Dementia Diagnostic Assessment Methods

One of the unmet needs of dementia management relates to early and accurate diagnostic assessment. Earlier intervention with effective therapies might lead to further improvement in response and outcome for patients with AD, vascular dementia and mixed dementia.

At a VAS-COG workshop, Dr. Earle DeCoteau, Department of Clinical Gerontology, University of Saskatchewan, Saskatoon, and the 25-item Executive Interview (EXIT25) developer Dr. Donald Royall, University of Texas Health Science Center, San Antonio, discussed the use of this assessment tool in clinical practice. It has shown promise for evaluation of patients with mild dementia and is used to assess executive function. Dr. DeCoteau has used this assessment tool to evaluate several hundred patients.

The test allows clinicians to identify patients with evidence of dementia that other tests might miss, he explained. The EXIT25 has proven especially useful in evaluating patients with small-vessel cerebrovascular disease, which can lead to a variety of behavioural disorders, including dementia. Small-vessel disease in the brain appears to affect executive function to a greater degree compared with other aspects of cognitive function.

Dr. DeCoteau and colleagues reported findings from a study of patients with cerebrovascular disease and well-preserved MMSE scores. The investigators noted that the EXIT25 has been found to elicit subtle evidence of abnormality in patients who have high MMSE scores.

In comparing EXIT25 results with those of the Cognitive Competency Test (CCT), they have found that patients with a low EXIT25 score (indicative of good executive function) have high CCT scores. Conversely, patients with a high EXIT25 score usually have low CCT scores. The cumulative data from the Saskatchewan group showed that the EXIT25 at all levels correlated very well with the CCT and further substantiates the value of the EXIT25 as a test of cognitive function.

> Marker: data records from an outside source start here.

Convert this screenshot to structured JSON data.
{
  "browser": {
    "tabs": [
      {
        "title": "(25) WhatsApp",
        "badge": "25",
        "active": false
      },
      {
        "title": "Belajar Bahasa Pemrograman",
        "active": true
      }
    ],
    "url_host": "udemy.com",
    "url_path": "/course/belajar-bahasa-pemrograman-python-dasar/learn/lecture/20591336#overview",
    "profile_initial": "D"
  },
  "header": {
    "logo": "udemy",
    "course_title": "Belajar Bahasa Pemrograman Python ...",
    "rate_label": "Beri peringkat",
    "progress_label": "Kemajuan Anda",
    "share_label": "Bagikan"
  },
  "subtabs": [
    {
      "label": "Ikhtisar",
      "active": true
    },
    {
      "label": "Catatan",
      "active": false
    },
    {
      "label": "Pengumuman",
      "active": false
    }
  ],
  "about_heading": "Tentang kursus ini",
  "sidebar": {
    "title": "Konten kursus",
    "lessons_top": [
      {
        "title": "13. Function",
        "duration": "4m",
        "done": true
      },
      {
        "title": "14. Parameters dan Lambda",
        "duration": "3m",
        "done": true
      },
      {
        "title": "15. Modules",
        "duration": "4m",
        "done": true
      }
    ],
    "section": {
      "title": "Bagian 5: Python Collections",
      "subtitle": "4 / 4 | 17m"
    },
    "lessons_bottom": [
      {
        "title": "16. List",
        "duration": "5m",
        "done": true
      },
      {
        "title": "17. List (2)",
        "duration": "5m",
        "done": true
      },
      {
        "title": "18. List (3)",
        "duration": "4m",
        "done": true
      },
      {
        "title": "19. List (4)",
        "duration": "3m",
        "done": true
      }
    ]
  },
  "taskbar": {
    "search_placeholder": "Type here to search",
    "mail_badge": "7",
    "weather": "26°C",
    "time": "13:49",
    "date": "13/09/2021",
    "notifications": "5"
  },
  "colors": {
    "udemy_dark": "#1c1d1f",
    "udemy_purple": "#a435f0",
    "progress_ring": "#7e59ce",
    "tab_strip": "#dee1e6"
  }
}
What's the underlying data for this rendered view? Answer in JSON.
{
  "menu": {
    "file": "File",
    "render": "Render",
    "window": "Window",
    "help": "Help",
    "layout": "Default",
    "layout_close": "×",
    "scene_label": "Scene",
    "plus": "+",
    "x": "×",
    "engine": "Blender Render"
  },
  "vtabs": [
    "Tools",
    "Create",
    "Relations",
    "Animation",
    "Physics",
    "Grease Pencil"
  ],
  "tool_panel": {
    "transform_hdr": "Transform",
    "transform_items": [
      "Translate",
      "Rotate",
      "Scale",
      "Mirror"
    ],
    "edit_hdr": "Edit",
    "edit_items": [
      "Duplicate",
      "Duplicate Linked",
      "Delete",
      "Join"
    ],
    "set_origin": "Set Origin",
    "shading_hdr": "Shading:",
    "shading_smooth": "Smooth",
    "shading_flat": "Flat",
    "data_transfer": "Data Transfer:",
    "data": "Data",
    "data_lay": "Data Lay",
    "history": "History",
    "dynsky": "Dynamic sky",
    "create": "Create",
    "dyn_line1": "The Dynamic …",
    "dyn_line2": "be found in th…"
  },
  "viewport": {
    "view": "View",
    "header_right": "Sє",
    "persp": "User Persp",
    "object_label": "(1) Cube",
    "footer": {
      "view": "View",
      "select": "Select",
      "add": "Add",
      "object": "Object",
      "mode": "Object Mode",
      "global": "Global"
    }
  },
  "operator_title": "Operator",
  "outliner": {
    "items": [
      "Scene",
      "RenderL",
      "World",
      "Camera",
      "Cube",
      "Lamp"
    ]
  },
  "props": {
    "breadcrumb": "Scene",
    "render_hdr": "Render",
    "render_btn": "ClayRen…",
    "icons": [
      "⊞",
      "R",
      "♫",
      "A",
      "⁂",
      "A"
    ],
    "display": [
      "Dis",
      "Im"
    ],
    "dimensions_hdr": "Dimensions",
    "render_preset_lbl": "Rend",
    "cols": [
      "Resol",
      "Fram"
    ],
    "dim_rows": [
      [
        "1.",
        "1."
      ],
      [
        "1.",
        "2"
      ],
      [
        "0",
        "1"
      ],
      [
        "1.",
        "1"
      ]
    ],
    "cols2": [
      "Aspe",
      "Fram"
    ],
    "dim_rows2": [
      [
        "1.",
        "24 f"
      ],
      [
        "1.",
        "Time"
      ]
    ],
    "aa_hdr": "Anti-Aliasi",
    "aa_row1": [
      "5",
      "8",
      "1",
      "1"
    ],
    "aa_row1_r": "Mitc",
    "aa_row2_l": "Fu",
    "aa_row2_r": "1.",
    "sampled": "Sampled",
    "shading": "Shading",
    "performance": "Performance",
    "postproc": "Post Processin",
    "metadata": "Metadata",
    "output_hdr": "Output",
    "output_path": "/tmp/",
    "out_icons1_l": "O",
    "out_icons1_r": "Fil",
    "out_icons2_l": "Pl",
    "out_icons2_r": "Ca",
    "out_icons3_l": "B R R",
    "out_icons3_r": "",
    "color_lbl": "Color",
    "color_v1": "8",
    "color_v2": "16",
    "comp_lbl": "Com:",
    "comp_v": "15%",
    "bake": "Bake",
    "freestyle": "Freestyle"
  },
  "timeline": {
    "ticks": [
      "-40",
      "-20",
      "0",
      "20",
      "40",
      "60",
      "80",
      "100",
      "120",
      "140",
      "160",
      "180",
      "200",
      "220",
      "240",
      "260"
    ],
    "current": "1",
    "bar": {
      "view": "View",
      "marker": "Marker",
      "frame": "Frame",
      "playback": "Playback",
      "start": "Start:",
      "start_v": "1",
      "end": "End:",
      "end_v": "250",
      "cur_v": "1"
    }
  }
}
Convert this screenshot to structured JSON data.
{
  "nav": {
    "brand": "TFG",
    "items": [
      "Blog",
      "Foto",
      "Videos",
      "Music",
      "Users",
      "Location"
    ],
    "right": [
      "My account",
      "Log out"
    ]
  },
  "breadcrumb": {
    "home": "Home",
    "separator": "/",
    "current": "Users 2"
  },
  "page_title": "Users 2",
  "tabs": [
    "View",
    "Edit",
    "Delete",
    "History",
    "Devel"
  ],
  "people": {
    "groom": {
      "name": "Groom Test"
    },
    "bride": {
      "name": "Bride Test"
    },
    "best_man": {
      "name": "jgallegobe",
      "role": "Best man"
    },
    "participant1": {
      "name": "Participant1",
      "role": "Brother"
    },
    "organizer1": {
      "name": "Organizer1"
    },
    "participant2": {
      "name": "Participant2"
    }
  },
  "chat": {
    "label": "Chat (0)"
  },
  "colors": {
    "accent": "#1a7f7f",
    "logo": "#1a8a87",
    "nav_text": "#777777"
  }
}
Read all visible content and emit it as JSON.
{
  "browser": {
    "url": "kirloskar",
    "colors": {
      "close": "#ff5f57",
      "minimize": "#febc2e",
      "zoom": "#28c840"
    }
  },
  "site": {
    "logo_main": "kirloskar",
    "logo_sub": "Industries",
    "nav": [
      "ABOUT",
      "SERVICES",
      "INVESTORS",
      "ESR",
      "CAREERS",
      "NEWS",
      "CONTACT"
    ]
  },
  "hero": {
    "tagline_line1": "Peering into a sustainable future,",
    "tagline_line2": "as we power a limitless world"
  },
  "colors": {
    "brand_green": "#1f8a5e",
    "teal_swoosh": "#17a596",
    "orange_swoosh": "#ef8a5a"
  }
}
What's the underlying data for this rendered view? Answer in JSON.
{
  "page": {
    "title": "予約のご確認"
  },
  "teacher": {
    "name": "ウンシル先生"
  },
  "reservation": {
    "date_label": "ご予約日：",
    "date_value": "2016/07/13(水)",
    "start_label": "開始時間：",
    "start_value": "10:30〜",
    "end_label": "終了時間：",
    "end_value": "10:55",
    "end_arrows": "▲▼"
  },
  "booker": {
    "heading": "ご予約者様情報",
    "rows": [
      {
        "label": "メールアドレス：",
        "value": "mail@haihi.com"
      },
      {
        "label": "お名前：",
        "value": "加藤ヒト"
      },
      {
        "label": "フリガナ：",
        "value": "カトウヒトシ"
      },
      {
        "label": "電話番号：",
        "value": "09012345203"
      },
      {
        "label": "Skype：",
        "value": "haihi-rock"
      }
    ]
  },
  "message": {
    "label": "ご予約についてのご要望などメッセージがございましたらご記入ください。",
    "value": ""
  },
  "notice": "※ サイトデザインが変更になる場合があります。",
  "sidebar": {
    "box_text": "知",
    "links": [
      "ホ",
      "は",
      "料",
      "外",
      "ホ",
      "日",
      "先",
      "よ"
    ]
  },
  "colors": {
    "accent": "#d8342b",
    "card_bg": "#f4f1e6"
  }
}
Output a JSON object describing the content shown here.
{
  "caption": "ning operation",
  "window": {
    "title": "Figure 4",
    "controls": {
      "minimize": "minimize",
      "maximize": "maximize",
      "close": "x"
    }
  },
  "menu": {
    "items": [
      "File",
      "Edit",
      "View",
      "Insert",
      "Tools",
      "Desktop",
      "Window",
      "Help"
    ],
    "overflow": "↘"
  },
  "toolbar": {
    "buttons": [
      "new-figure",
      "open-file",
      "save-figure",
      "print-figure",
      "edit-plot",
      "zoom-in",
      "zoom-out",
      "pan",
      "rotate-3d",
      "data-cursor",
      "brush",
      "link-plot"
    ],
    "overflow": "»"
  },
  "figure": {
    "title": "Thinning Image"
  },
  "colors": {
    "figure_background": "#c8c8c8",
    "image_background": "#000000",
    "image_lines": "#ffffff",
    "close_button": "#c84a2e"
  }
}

In Saskatoon, the EXIT25 has gone from being something of a curiosity to an invaluable aid in the assessment of patients with suspected dementia.“Practically every patient we see is evaluated with the EXIT25,” Dr. DeCoteau told delegates. “Initially, our occupational therapists were very unimpressed; now they wouldn’t be without it. It has opened up a whole new world as far as assessment of dementia is concerned.”